Background: During emergency medicine (EM) training, residents are exposed to a wide spectrum of patient complaints. We sought to determine how resident clinical experience changes based on training level in relation to the patient acuity levels, chief complaints, and dispositions.
Methods:We performed a retrospective chart review of patients seen at a safety-net, academic hospital in Los Angeles from July 1, 2015, to June 30, 2016. Resident postgraduate year (PGY) level and specialty, patient acuity (based on the Emergency Severity Index), chief complaint (based on one of 30 categories), and disposition were abstracted. Our primary objective was to examine the progression of EM resident experience throughout the course of training. As a secondary objective, we compared the cases seen by EM and off-service PGY-1s.Results: A total of 49,535 visits were examined, and of these, 32,870 (66.4%) were in the adult ED (AED) and 16,665 (33.6%) were in the pediatric ED (PED). The median acuity level was 3, and 27.4% of AED patients and 7.3% of PED patients were admitted. Data from 126 residents were analyzed.
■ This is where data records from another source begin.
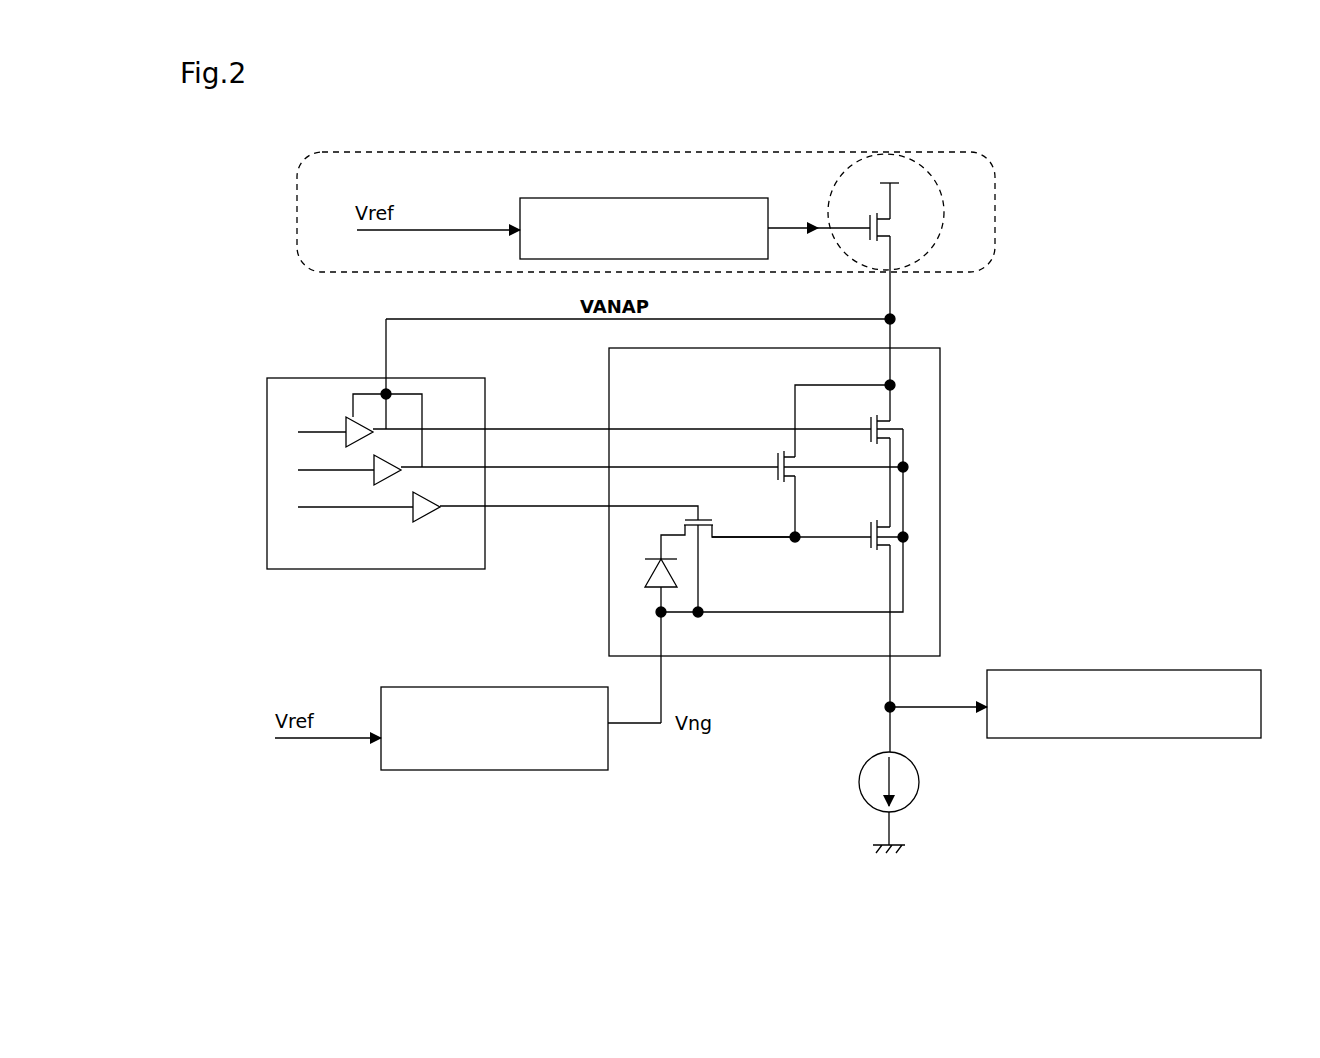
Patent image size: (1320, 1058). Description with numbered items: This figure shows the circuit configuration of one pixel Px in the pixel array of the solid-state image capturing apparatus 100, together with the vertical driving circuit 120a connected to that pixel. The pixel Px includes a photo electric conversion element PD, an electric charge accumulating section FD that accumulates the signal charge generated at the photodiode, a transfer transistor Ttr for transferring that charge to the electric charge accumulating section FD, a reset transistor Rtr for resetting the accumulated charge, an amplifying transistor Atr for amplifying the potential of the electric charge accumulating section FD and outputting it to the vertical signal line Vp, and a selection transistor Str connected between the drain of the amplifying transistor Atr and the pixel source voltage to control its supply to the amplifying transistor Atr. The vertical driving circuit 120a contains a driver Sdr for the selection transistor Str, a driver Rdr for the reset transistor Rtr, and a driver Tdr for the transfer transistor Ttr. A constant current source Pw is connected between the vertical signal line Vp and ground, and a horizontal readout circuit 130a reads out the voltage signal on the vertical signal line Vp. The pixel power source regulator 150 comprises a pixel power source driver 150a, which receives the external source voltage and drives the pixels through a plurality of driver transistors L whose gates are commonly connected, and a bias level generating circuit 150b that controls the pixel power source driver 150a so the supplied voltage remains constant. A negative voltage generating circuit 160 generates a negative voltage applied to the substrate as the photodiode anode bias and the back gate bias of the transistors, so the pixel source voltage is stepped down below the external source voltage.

The solid-state image capturing apparatus 100 is at (626, 877).
The vertical driving circuit 120a is at (275, 408).
The horizontal readout circuit 130a is at (1100, 738).
The pixel power source regulator 150 is at (798, 153).
The pixel power source driver 150a is at (928, 173).
The bias level generating circuit 150b is at (640, 205).
The negative voltage generating circuit 160 is at (545, 772).
The driver transistors L is at (900, 203).
The pixel Px is at (940, 365).
The selection transistor Str is at (893, 421).
The reset transistor Rtr is at (797, 477).
The amplifying transistor Atr is at (892, 527).
The transfer transistor Ttr is at (706, 541).
The electric charge accumulating section FD is at (797, 545).
The photo electric conversion element PD is at (630, 605).
The vertical signal line Vp is at (893, 680).
The constant current source Pw is at (905, 783).
The driver Sdr is at (347, 428).
The driver Rdr is at (374, 463).
The driver Tdr is at (413, 512).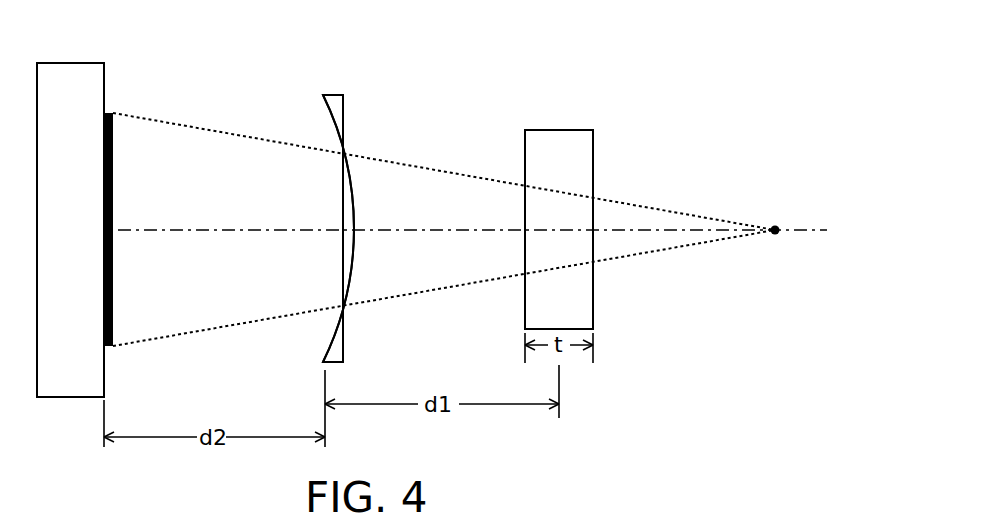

This included 94 PGY-1 residents (16 EM and 78 off-service), 16 PGY-2 EM, and 16 PGY-3 EM residents. Residents of different training levels evaluated different types of patients. Senior EM residents were more likely to care for higher-acuity patients than junior EM residents. EM PGY-3s saw higher percentages of acuity level 1 and 2 patients (2.3 and 37.8%, respectively, of their total patients) than EM PGY-1s (0.3 and 18.7%, respectively). Conversely, EM PGY-1s saw higher percentages of acuity level 4 and 5 patients (27.9 and 1.6%, respectively) compared to EM PGY-3s (10.7 and 0.7%, respectively). There was a significant linear trend for increasing acuity with training year among EM residents (p < 0.001). EM PGY-1s saw more patients than off-service PGY-1s with slightly higher acuities and admission rates.
Conclusion:The clinical experience of EM residents varies based on their level of training. EM residents show a progression throughout residency and are more likely to encounter higher volumes of patients with higher acuity as they progress in their training. When designing EM residency curriculums, this is a model of an EM residency program.